I admit it, in many ways I'm apparently not much of a "people person", so why am I worried about building "community".


Perhaps, it's not that I"m antisocial, or not a team player, but that I've not been able to find a team I fit with since High School band. You see, in my (obviously filtered) memory, the last two years of High School band are my gauge against which pretty much everything else has been measured. We had a band director, that while a complete tool in many ways, this being his first job out of College, and obviously not yet understanding we were High School and Junior High kids, not college kids, and the antics of University Frats aren't quite appropriate for 14 year olds, he was great at one thing... He set standards and held us to them, with the firm and complete belief we could achieve them.


We went from my Sophmore year, maybe playing tunes like "The Horse", and "I'd like to teach the world to sing", incorporated into a so-called half-time show, where we played one tune marching straight out from the sideline into a half moon. From there we would stand still, play a song for the majorettes and flags to perform to, one for the dance squad and then walk off to drum taps under one band director (who was burnt out), to having a completely new halftime show every week, tunes like "Malagueña", non-stop marching, and completely by memory. If you couldn't do it Friday afternoon in practice, you rode the bench Friday night.


We all quickly learned, being a "team player" meant you play your notes, be in your spot, and marching your route and that was your responsibility. If everyone did their part, the whole worked perfectly.

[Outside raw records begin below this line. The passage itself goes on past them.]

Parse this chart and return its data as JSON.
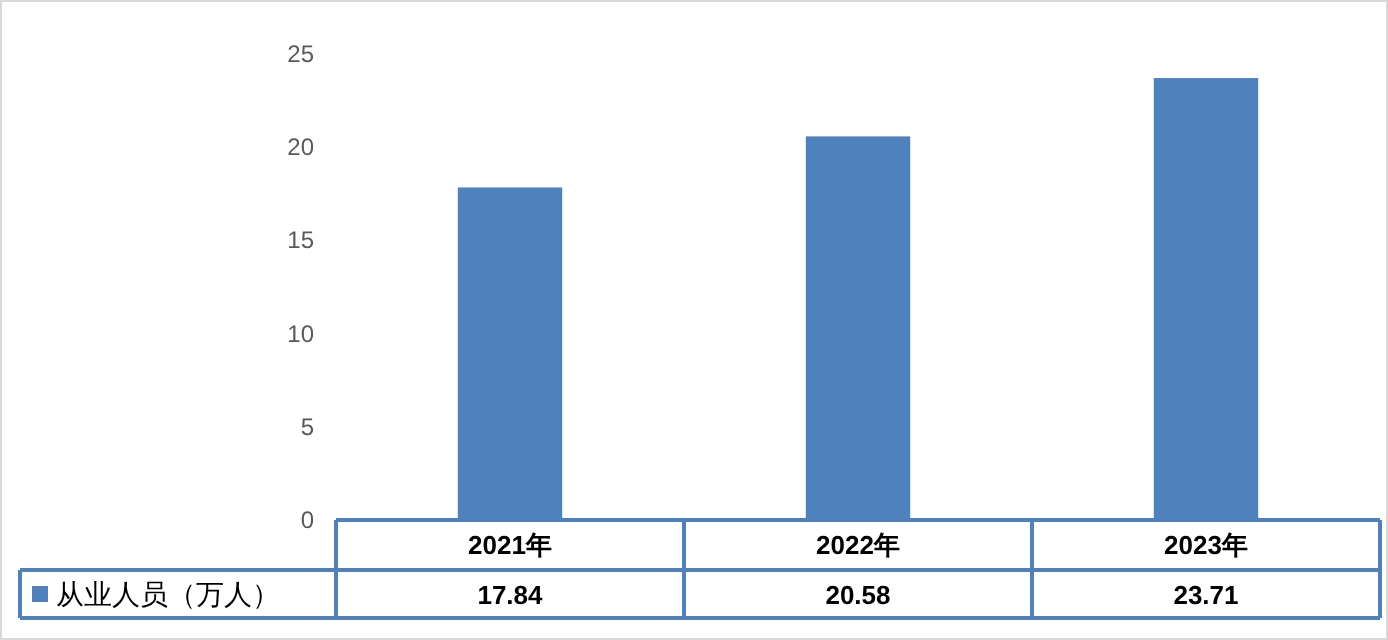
{
  "chart_data": {
    "type": "bar",
    "categories": [
      "2021年",
      "2022年",
      "2023年"
    ],
    "series": [
      {
        "name": "从业人员（万人）",
        "color": "#4f81bd",
        "values": [
          17.84,
          20.58,
          23.71
        ]
      }
    ],
    "ylim": [
      0,
      25
    ],
    "yticks": [
      0,
      5,
      10,
      15,
      20,
      25
    ],
    "data_labels": true,
    "legend": "bottom left",
    "grid": false
  }
}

Unfortunately in the decades that followed, in pretty much every job or organization I was in, they all claimed to be "teams" and emphasized being a team player, but that seemed to be expressed by each person paying more attention to what others were or were not doing, some slacking while others picked up the slack, in short, while things may have gotten done, it was haphazard, chaotic and far from what would have been possible.


Hence why I keep searching for, or trying to create my version of community.


Current social media platforms, be they the huge ones everyone seems to be on (and which I'm beginning to leave), or even the more lifestyle-oriented ones, for me, still don't have that true community feel, mostly because, to me, the community is face to face. We may use a phone or email for some communication (or blog), but the real communication requires words, tone, facial expression and body language, which really needs to be in person. Thus while there may be an "Arkansas" group on a given platform, that may still mean the members are 2 hours or more away from each other, not really a situation where if someone needs a quick hand for a 30 min job, you can drop what you're doing to go help. Weekly gatherings for food and fellowship just can't happen.


Thus, I've tried doing community gardens, and Facebook groups, with very limited success. I've now left Facebook, and attempting to start a local monthly newsletter that is currently called "The Delta Homesteader". It will be distributed solely by email and can be saved, printed or forwarded as the recipients wish. I do hope for contributions by multiple people, either for content, layout, email list management etc. I hope for input from the old hands with decades of experience as well as the next generations (with parental approval and support depending on age).


Most of all, I want to use it as a tool to build community in my very local area.